Thoughts of Fred had gone through my mind frequently during that particular brouhaha. Fred would never have deserted me in the manner of Atwood, and he was a child when we were together. I was willing to bet he would have called the dean and my faculty peers sonamabitches. I wanted to see Fred, but so much time had passed since he last had tried to contact me and I hadn't responded. I couldn't face him. Dad had told me in high school that he had run into Babe MacWerter, and in the course of the conversation, learned that Fred had wanted to see me. I didn't go, because I was afraid someone at Harlan Jeffords High would find out and new jokes would arise about me being a Kentucky clodhopper and my life would become even more miserable. It was, perhaps, forgivable for me to have erred at that time, because I was a young teenager and desperate to be accepted by my peers. But Fred had tried to contact me again in later years and I never responded. Somehow, I just couldn't. Fred had meant so much to me; he had come through for me when grown men might have left a friend twisting in the wind.

I scanned Cummings Hill.
It's been a long time, Fred,
I thought,
but I'm going to find you. When I do, I'm going to tell you the truth and let you decide if you want to tell me to go to hell, or try to resurrect our friendship
.

I began walking again and was soon in the hickory and locust thicket. I wandered into the interior and tried to get my bearings. Most of the locust was gone, but the hickories were now very large. True to the Kentucky farm folk, they had cut the thorny locust, leaving the hickory trees to produce their sweet nuts to crack and eat on a cold winter night. I sat under a hickory and lay back with my hands under my head and stared at the canopy. The leaves were beautiful, deep green and so thick that I was completely shaded. The wind rustled them and the odor of soil and grass wafted about. A few minutes later a squirrel leaped from one limb to another, then scampered back to the trunk. It was a big fox squirrel, and he turned his head to look at me. Suddenly there were more squirrels, all gamboling about on the tree trunk and peeking at me. I was an intruder. I rose and started walking, then I suddenly realized the significance of this spot. It was here I saw Annie Lee and WK together that night. I chuckled, then continued on to the car, thinking about Fred.
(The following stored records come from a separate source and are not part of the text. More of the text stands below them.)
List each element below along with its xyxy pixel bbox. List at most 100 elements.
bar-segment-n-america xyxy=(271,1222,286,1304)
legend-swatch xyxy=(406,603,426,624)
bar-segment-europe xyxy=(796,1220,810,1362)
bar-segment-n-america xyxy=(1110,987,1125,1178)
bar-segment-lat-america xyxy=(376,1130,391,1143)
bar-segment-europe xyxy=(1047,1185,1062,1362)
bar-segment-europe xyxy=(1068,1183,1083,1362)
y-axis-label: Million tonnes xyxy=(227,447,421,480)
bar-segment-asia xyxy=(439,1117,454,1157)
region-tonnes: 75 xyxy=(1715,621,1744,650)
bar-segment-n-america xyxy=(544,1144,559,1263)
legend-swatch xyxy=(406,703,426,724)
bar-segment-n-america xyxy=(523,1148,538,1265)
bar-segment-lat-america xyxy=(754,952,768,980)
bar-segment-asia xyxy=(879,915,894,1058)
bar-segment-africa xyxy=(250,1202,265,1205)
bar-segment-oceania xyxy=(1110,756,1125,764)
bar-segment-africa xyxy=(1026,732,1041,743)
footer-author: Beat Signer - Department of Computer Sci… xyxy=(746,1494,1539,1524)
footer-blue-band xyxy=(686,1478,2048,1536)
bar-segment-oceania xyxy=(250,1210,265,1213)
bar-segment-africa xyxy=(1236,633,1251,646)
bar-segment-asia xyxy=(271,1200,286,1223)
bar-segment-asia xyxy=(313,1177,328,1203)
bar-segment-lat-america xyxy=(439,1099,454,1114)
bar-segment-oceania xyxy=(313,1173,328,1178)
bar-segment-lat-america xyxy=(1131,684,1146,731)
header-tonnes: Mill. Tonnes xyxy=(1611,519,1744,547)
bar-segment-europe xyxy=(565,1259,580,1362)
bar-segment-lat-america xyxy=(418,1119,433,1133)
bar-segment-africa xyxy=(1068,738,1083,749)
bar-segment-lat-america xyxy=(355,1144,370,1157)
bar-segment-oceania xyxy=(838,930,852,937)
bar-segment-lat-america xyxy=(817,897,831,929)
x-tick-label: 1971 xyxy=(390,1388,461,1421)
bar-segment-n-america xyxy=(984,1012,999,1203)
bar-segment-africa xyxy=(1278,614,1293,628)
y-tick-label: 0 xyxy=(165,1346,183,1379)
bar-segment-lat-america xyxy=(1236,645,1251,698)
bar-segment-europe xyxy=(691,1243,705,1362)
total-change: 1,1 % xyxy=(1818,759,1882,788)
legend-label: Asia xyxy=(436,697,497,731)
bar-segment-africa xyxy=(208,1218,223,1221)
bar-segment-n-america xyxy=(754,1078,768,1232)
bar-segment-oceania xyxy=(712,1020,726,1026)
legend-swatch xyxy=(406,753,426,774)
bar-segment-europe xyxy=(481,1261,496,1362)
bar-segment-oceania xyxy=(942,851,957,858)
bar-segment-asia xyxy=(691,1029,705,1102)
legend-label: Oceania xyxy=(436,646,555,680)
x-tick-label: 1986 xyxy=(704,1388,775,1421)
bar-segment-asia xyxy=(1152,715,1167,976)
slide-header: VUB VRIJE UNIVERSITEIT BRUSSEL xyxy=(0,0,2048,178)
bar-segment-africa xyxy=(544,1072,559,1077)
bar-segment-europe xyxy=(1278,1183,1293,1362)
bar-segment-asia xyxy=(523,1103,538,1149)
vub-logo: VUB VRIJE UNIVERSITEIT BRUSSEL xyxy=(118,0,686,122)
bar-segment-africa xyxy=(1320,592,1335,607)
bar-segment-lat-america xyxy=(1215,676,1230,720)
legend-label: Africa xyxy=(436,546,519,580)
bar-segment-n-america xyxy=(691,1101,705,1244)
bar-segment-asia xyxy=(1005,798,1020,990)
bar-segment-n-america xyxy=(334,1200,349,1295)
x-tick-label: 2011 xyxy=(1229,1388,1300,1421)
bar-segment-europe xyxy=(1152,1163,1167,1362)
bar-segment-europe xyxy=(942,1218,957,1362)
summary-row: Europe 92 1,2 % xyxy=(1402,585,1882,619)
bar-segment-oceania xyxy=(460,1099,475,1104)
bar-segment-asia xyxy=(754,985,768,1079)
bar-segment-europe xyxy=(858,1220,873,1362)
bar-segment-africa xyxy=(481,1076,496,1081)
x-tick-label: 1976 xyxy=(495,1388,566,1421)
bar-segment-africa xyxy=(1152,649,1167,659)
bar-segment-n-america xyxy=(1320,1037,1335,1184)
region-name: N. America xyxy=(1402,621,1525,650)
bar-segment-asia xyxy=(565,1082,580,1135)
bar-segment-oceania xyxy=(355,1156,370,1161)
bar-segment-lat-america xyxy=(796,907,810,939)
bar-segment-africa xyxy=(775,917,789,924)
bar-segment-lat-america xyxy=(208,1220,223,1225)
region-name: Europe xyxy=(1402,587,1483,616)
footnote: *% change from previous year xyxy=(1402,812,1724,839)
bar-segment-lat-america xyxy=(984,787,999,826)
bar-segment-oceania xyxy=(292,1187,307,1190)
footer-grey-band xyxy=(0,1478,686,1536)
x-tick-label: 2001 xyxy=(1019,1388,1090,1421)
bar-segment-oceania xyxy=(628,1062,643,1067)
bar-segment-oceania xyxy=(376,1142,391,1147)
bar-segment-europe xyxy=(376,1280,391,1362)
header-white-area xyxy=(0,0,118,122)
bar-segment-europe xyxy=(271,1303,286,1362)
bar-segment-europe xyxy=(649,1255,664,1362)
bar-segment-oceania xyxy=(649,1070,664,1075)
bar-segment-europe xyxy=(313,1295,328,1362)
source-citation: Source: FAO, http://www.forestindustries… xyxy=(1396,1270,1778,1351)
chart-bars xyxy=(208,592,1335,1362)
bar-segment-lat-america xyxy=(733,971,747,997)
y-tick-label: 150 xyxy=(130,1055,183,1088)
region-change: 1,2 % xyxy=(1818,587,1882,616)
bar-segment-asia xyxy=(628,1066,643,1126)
That was a tough summer for Fred. I did everything I could to help him deal with his injury but I was only partly successful, because some tasks became difficult for him to perform. Perfection was the only goal Fred accepted for himself. Being with him every day, however, strengthened our friendship.

The problems he would suffer from the loss of his finger became clearer when . . .

. . . August come around and that meant tobacco housing. Like always, we were short of help so I stayed home after school started. Fred and I were made full-fledged tobacco hands, breaking out suckers, handing sticks of tobacco up from the wagon to the man on the bottom rail and even hanging some burley ourselves when we got to the sheds, where it helped to be short because the barn's roof sloped and bent a grown-up over. We also learned to cut tobacco. That's when Fred found out he was going to have big trouble from his hand. He dropped things. And even when he didn't, he was clumsy. We both learned cutting at the same time and in just a little while I was hacking my stalk of tobacco off with a tomahawk and ramming it over a spear and onto my stick. Fred could cut his plant off okay, but he had trouble hitting the spear. Before I knew it, I'd be ten, fifteen sticks ahead of him. It made me feel bad to be ahead of him, but we had to get the tobacco in the barn so I kept cutting as fast as I could. Fred never mentioned it because he knew that was what I had to do. When we finished housing, he told me that if he couldn't figure out how to get the job done with three fingers and a thumb, he and his Pa might have trouble on Red Bill's because he didn't think Alfred could go hard for a full crop year. It was true about Alfred. He tried, but by mid-afternoon he'd run out of gas.